Peu de monde se souvient de « Duelles », un très bon et beau film belge entre drame psychologique et suspense coulé dans une ambiance sixties qui nous racontait l’histoire de deux mères, voisines et meilleures amies qui vont finir par se soupçonner puis se déchirer suite à un terrible accident. Le film d’Olivier Masset-Depasse se suffisait à lui-même mais des producteurs ont probablement cru (à raison) que le public américain ne serait pas friand d’un film en langue étrangère avec un casting inconnu. Nous voilà donc, cinq ans après, face à son remake plutôt fidèle mais, il faut l’avouer, totalement inutile si on a vu la première version. Et c’est un français exilé à Hollywood depuis longtemps, en tant que directeur de la photographie sur des œuvres comme « Des hommes sans loi » ou « Free State of Jones », qui s’y colle pour son premier passage derrière la caméra avec un duo d’actrices célèbres et glamour personnifié par Jessica Chastain et Anne Hathaway. Il y a tellement peu d’ajouts et de différences hormis quelques ajustements narratifs, la distribution et le contexte spatial - puisque on se retrouve forcément dans l’Amérique résidentielle et bourgeoise des années 60 en lieu et place de celle de la Belgique - qu’il est préférable de ne pas avoir vu l’excellente première mouture pour apprécier celle-ci, qui nous semble conséquemment plutôt vaine.
« Mothers Instinct » a beau être court (une heure et demie au compteur), il nous semble parfois un peu lent et longuet, en gros moins directement captivant que l’original. Mais le venin se distille aussi ici aussi au compte-gouttes et de manière insidieuse et le duel entre ces deux mères meurtries est plutôt bien tenu. Le suspense psychologique qui s’installe est de bonne tenue et, si on ne se souvient pas des tenants, aboutissants et des révélations du premier film, on a toujours le droit à quelques bonnes surprises. Notamment la fin qui s’avère plutôt surprenante et loin de ce qu’Hollywood a l’habitude de nous offrir en la matière. On est donc satisfait que la machinerie à broyer les talents et les histoires au sein de ces collines mythiques du septième art n’ait pas aseptisé la conclusion par un happy-end qui aurait tout aussi bien collé à l’histoire mais nous aurait probablement semblé plus convenu.

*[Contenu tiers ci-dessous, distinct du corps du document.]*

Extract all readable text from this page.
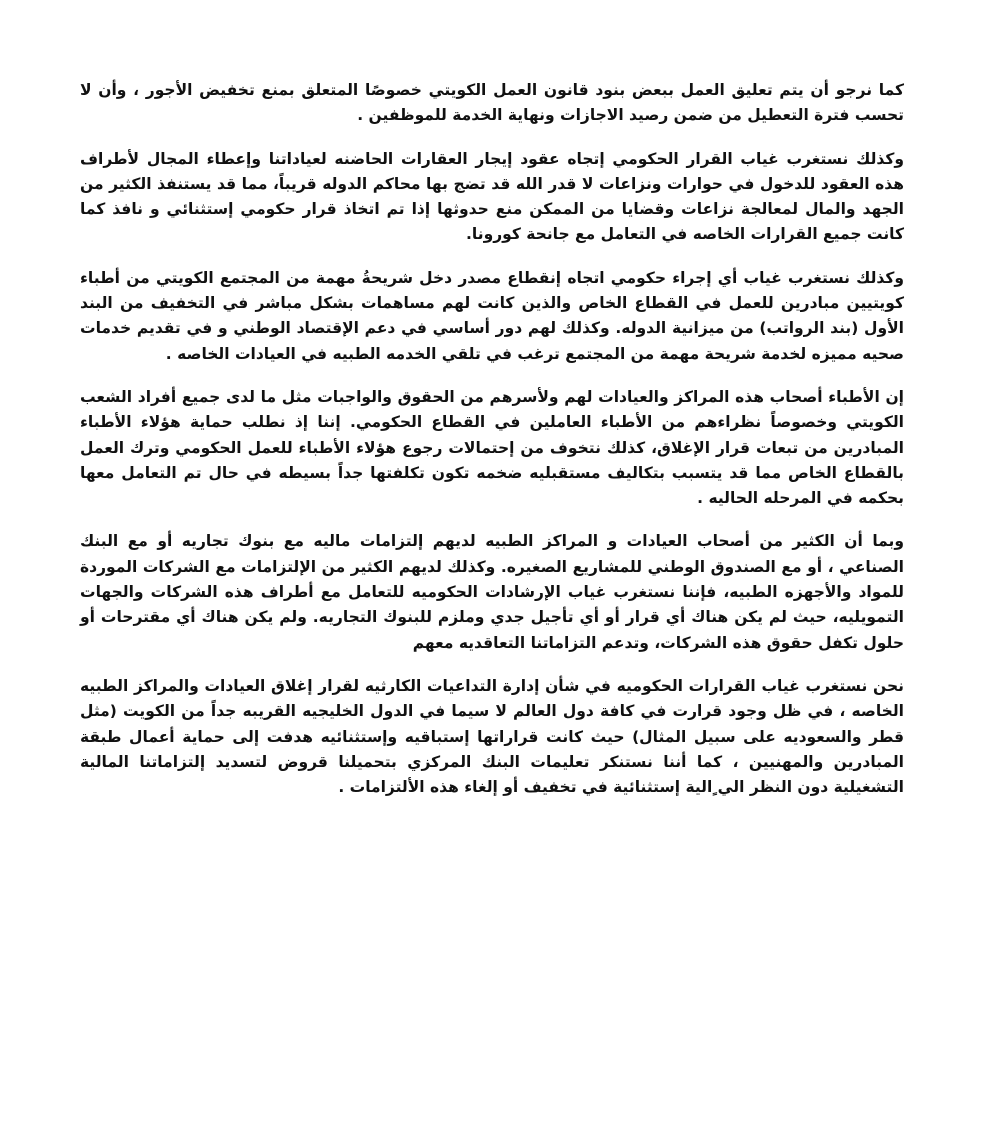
كما نرجو أن يتم تعليق العمل ببعض بنود قانون العمل الكويتي خصوصًا المتعلق بمنع تخفيض الأجور ، وأن لا تحسب فترة التعطيل من ضمن رصيد الاجازات ونهاية الخدمة للموظفين .

وكذلك نستغرب غياب القرار الحكومي إتجاه عقود إيجار العقارات الحاضنه لعياداتنا وإعطاء المجال لأطراف هذه العقود للدخول في حوارات ونزاعات لا قدر الله قد تضج بها محاكم الدوله قريباً، مما قد يستنفذ الكثير من الجهد والمال لمعالجة نزاعات وقضايا من الممكن منع حدوثها إذا تم اتخاذ قرار حكومي إستثنائي و نافذ كما كانت جميع القرارات الخاصه في التعامل مع جانحة كورونا.

وكذلك نستغرب غياب أي إجراء حكومي اتجاه إنقطاع مصدر دخل شريحةُ مهمة من المجتمع الكويتي من أطباء كويتيين مبادرين للعمل في القطاع الخاص والذين كانت لهم مساهمات بشكل مباشر في التخفيف من البند الأول (بند الرواتب) من ميزانية الدوله. وكذلك لهم دور أساسي في دعم الإقتصاد الوطني و في تقديم خدمات صحيه مميزه لخدمة شريحة مهمة من المجتمع ترغب في تلقي الخدمه الطبيه في العيادات الخاصه .

إن الأطباء أصحاب هذه المراكز والعيادات لهم ولأسرهم من الحقوق والواجبات مثل ما لدى جميع أفراد الشعب الكويتي وخصوصاً نظراءهم من الأطباء العاملين في القطاع الحكومي. إننا إذ نطلب حماية هؤلاء الأطباء المبادرين من تبعات قرار الإغلاق، كذلك نتخوف من إحتمالات رجوع هؤلاء الأطباء للعمل الحكومي وترك العمل بالقطاع الخاص مما قد يتسبب بتكاليف مستقبليه ضخمه تكون تكلفتها جداً بسيطه في حال تم التعامل معها بحكمه في المرحله الحاليه .

وبما أن الكثير من أصحاب العيادات و المراكز الطبيه لديهم إلتزامات ماليه مع بنوك تجاريه أو مع البنك الصناعي ، أو مع الصندوق الوطني للمشاريع الصغيره. وكذلك لديهم الكثير من الإلتزامات مع الشركات الموردة للمواد والأجهزه الطبيه، فإننا نستغرب غياب الإرشادات الحكوميه للتعامل مع أطراف هذه الشركات والجهات التمويليه، حيث لم يكن هناك أي قرار أو أي تأجيل جدي وملزم للبنوك التجاريه. ولم يكن هناك أي مقترحات أو حلول تكفل حقوق هذه الشركات، وتدعم التزاماتنا التعاقديه معهم

نحن نستغرب غياب القرارات الحكوميه في شأن إدارة التداعيات الكارثيه لقرار إغلاق العيادات والمراكز الطبيه الخاصه ، في ظل وجود قرارت في كافة دول العالم لا سيما في الدول الخليجيه القريبه جداً من الكويت (مثل قطر والسعوديه على سبيل المثال) حيث كانت قراراتها إستباقيه وإستثنائيه هدفت إلى حماية أعمال طبقة المبادرين والمهنيين ، كما أننا نستنكر تعليمات البنك المركزي بتحميلنا قروض لتسديد إلتزاماتنا المالية التشغيلية دون النظر الي ٍالية إستثنائية في تخفيف أو إلغاء هذه الألتزامات .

La valeur ajoutée de « Mothers Instinct » vient incontestablement des deux comédiennes choisies ici. D’abord complices et proches, on sent leur affection mutuelle. Puis, vient l’accident qui va rebattre les cartes et les rendre suspicieuses l’une envers l’autre puis clairement ennemies. Jessica Chastain est très investie, comme à son habitude, tandis qu’Anne Hathaway ajoute un nouveau rôle trouble avec maestria à ceux qu’elle semble affectionner depuis quelques temps, comme dans le récent « Eileen ». Tout cela est fait avec réalisme, par petites touches, et on se demande vraiment à laquelle des deux s’identifier durant tout le long-métrage, les maris restant au second plan et ne sachant jamais laquelle des deux a raison et laquelle semble prête à sombrer dans la folie. On peut aussi vanter la direction artistique de toute beauté de Delhomme, logiquement soignée au vu de son métier premier, qui nous fait penser à une œuvre aux teintes formelles similaires : le « Loin du Paradis » de Todd Haynes avec ses banlieues tranquilles, lieux de sombres drames et secrets. Au final, si ce remake s’avère profondément accessoire et moins percutant que son aîné, il n’en demeure pas moins agréable à regarder.